Physics Professor Jess Wade at London’s Imperial College told AFP, “It is an honor to be working in science at the same time as such incredible and inspirational women. It feels like the world is waking up to the ingenuity of women scientists.

However, gender discrimination and the considerable pay gap within the white walls of the laboratory still pose a threat to the next generation of female science experts.

"Women starting out in physics in college already notice they are being treated differently than men, and for women of color it is even worse," said Yale University Physics Professor Meg Urry.

"But I have seen other women consistently underestimated, undervalued, underappreciated, underpaid, and I suspect the same has happened to me," Urry said.

"Things are much better than they were decades ago, but we still have a long way to go,” Urry said.

Between 1901 and 2017, only 48 women were awarded Nobel Prizes compared to the 892 male winners. According to Jennifer Curtis, a physics associate at Georgia Institute of Technology, it was only over the last 40 years that science began welcoming women.

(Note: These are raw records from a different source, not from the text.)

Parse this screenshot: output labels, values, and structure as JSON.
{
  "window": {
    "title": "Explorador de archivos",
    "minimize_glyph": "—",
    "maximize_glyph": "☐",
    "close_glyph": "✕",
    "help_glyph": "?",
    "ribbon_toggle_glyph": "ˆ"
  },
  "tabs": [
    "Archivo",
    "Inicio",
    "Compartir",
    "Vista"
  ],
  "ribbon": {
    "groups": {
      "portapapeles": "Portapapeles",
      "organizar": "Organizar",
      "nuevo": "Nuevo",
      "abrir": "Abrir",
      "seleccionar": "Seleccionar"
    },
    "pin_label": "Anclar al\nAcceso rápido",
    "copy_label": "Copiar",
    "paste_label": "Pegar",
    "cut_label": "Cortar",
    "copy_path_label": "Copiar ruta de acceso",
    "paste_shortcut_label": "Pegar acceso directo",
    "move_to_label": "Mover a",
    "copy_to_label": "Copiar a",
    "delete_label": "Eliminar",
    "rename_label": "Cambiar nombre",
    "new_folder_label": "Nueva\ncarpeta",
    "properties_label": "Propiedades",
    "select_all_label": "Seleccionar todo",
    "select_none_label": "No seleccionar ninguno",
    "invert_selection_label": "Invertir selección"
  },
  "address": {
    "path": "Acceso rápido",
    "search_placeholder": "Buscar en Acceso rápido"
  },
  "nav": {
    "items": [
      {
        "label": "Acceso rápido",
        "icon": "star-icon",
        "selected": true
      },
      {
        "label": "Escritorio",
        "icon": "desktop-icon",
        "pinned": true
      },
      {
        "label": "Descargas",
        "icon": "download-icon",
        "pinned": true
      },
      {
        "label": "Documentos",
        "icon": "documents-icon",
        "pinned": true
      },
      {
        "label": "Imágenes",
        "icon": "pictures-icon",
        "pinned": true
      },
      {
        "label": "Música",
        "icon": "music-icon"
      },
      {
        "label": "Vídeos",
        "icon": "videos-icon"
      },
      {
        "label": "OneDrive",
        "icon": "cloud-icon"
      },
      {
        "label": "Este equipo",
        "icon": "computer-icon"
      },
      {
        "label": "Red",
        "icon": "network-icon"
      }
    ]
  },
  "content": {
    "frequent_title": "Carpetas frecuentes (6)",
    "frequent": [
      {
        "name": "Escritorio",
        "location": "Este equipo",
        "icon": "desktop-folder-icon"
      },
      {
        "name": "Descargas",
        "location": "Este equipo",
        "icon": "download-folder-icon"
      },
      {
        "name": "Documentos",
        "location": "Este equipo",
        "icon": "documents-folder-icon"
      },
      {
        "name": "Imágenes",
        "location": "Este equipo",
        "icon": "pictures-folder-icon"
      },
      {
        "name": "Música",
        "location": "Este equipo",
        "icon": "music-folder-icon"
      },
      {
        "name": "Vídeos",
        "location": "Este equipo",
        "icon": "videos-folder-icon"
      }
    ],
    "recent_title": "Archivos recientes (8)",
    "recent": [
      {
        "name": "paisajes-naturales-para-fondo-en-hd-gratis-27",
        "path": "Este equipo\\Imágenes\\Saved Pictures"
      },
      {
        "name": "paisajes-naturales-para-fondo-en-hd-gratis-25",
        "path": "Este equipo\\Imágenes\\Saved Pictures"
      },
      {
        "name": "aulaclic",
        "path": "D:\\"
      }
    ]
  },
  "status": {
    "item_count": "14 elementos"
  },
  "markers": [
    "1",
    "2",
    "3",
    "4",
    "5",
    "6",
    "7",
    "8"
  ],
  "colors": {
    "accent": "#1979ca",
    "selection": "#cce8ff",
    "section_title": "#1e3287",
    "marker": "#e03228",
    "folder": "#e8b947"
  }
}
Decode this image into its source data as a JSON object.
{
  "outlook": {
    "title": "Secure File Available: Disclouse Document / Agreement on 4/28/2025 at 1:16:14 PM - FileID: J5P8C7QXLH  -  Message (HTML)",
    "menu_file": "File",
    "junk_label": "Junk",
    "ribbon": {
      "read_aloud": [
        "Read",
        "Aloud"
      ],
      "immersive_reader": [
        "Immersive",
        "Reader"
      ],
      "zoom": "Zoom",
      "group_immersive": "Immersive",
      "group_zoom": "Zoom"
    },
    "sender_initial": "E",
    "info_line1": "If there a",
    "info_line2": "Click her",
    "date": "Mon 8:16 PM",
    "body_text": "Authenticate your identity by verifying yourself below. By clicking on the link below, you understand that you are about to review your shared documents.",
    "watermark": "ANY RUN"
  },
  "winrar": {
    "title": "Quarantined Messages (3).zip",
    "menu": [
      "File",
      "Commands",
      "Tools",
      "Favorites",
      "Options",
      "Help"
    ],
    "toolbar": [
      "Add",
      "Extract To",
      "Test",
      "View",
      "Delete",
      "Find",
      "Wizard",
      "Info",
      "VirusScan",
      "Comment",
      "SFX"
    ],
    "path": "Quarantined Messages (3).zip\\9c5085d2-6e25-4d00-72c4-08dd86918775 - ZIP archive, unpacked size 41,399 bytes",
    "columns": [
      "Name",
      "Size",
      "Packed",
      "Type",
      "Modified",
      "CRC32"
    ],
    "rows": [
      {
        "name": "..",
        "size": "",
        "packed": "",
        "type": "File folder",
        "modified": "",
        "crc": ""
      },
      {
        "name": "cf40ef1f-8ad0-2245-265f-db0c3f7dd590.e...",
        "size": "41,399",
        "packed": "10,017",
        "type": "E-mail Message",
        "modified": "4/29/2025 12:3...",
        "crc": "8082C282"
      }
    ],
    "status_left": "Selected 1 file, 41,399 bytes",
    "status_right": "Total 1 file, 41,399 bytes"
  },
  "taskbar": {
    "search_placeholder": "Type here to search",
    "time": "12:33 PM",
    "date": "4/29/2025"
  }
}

Nobel Prize winner, Arnold, told the National Science and Technology Medals Foundation, said that when she began her studies towards unraveling the secrets of genes and enzymes, “some people looked down their noses at it.”

“They might say ‘It’s not science' or that ‘Gentlemen don’t do random mutagenesis.’ But I’m not a scientist, and I’m not a gentleman, so it didn’t bother me at all. I laughed all the way to the bank, because it works,” the 62-year-old American professor of chemical engineering, bioengineering, and biochemistry said.